Collaborative Filtering and the Rise of Ensembles
igrigorik writes "First the Netflix challenge was won with the help of ensemble techniques, and now the GitHub challenge is over, and more than half of the top entries are also based on ensembles. Good knowledge of statistics, psychology and algorithms is still crucial, but the ensemble technique alone has the potential to make the collaborative filtering space a lot more, well, collaborative! Here's a look at the basic theory behind ensembles, how they shaped the results of the GitHub challenge, and how this pattern can be used in the future."
So can ensembles be used to create more sophisticated forms of direct democracy? That is, where everyone has input into decision-making, but where that input is vastly more complex than simple majority rule by the mob?
FWIW, this is called open source governance.
Of course having a group of people working together is a strength. If you are having a bad day or just feel like slacking off some one else is there to pick up the slack and keep the project moving. See also Division of labour http://en.wikipedia.org/wiki/Division_of_labour
There's a lot of argument over why ensemble techniques work well in general, when using them on well-posed statistical problems. But in the collaborative filtering case, they work well at least in part because there's not a canonical way of posing the problem statistically that's also tractable--- there are instead multiple ways to view the problem, which expose different information. Aggregating those views is a pretty straightforward way of getting more information.
For example, you can see the Netflix prize as a few different standard statistical problems. As a per-movie regression, predicting what Person A will rate Movie B, given ratings vector of Person A and the ratings vectors of everyone who's already rated Movie B [the per-person ratings vectors excluding B are the X's, and the ratings on B are the Y's]. Or you slice the movie-ratings matrix the other way, with per-movie ratings vectors as the X's. Add in some other views (those are the two most straightforward), aggregate all the info you get from them, and you do better than any one approach alone.
10 PRINT CHR$(205.5+RND(1)); : GOTO 10
One of the difficulties of ensemble development is weighting the logic that is being develeped. For instance, one of the problems we deal with at my job is matching incoming text to it's cleaned value. We have a list of approved words ['happy', 'sad', 'angry', 'sleepy'], and a text input of 'hap'. We need to determine which valid word 'hap' should match. Some rules I can think of for properly matching are:
:D
1.)Length of input compared to cleaned word.
2.)Number of nonpositional letter matches.
3.)Number of positional letter matches.
Depending on how rules are weighted determines what the answer will be (either sad or happy). I know at my job this weighting process requires very careful politicking.
Ok, I must admit that the contents of this article were way over my simplistic head. Can someone give me the management summary in laymen terms ?
I want that in my jquery to be bundled with windows 7
I have been a developer since the 80's. There are so many trendy cute buzzwords flying around (cloud computing...what the ****?), "mashups", "ensemble", etc.
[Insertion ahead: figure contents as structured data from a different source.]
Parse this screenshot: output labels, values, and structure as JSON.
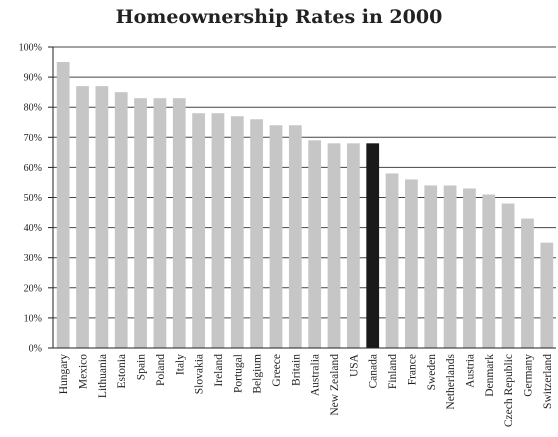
{
  "chart_data": {
    "type": "bar",
    "title": "Homeownership Rates in 2000",
    "xlabel": "",
    "ylabel": "",
    "ylim": [
      0,
      100
    ],
    "yticks": [
      "0%",
      "10%",
      "20%",
      "30%",
      "40%",
      "50%",
      "60%",
      "70%",
      "80%",
      "90%",
      "100%"
    ],
    "grid": true,
    "bar_color": "#c6c6c6",
    "highlight_color": "#1a1a1a",
    "highlight_category": "Canada",
    "categories": [
      "Hungary",
      "Mexico",
      "Lithuania",
      "Estonia",
      "Spain",
      "Poland",
      "Italy",
      "Slovakia",
      "Ireland",
      "Portugal",
      "Belgium",
      "Greece",
      "Britain",
      "Australia",
      "New Zealand",
      "USA",
      "Canada",
      "Finland",
      "France",
      "Sweden",
      "Netherlands",
      "Austria",
      "Denmark",
      "Czech Republic",
      "Germany",
      "Switzerland"
    ],
    "values": [
      95,
      87,
      87,
      85,
      83,
      83,
      83,
      78,
      78,
      77,
      76,
      74,
      74,
      69,
      68,
      68,
      68,
      58,
      56,
      54,
      54,
      53,
      51,
      48,
      43,
      35
    ]
  }
}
Can't we just call it what it is instead of this marketing crap? So tired of it.
Isn't this thing about encoding data different types of ways and then using a combined result?
Machine learning ensembles sounds just like monte-carlo tree search (MCTS) techniques (also called UCT), which are used in computer go (and more and more other AI problems) with great success.
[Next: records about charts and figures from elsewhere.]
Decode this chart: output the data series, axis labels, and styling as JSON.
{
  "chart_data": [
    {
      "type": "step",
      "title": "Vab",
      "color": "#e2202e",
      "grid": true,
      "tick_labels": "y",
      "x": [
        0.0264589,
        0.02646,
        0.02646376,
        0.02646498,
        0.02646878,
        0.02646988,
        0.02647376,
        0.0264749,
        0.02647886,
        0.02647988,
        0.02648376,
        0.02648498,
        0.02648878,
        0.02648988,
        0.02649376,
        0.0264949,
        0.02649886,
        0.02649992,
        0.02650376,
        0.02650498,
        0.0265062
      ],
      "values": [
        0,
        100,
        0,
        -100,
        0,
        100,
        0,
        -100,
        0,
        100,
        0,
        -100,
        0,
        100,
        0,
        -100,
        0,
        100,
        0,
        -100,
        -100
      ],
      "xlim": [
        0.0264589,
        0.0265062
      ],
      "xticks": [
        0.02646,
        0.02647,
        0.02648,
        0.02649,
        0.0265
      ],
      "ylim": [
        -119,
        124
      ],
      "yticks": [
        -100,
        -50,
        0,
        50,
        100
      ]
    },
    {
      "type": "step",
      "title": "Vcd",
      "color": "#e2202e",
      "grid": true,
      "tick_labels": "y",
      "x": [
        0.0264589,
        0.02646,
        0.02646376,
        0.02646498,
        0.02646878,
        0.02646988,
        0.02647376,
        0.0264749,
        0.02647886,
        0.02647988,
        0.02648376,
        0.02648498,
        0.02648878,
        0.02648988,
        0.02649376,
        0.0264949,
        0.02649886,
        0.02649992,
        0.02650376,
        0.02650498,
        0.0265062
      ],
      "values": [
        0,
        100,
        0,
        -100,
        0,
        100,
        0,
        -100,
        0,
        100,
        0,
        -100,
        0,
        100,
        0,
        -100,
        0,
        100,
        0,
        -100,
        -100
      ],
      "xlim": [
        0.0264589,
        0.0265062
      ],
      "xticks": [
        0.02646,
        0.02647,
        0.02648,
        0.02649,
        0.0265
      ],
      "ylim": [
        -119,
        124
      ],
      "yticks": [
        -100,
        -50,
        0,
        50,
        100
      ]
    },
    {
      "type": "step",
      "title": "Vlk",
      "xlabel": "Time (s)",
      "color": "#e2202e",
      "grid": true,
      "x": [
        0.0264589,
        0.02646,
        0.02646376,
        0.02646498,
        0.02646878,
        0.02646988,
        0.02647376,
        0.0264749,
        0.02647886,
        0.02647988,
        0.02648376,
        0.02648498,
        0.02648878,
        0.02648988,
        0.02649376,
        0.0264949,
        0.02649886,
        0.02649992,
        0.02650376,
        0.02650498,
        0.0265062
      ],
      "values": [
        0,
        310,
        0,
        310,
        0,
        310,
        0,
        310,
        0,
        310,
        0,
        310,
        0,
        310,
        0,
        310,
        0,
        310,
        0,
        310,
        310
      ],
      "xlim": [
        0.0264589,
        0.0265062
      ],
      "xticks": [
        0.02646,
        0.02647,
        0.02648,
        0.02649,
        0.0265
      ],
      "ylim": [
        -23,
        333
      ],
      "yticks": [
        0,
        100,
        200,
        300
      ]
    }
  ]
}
The idea is that instead of trying to analyze a board position (which can be really, really difficult) using clever algorithms, you ask a random/simplistic algorithm to play out the rest of the game thousands upon thousands of times and see how many of those games it wins. The more it wins the better the positions.
Sounds crazy, but it actually works better than anything else.
(MCTS is usually thought of as using just one playout algorithm, with many random parameters; but that is still the same basic idea as ensembles using a bunch of different algorithms/models.)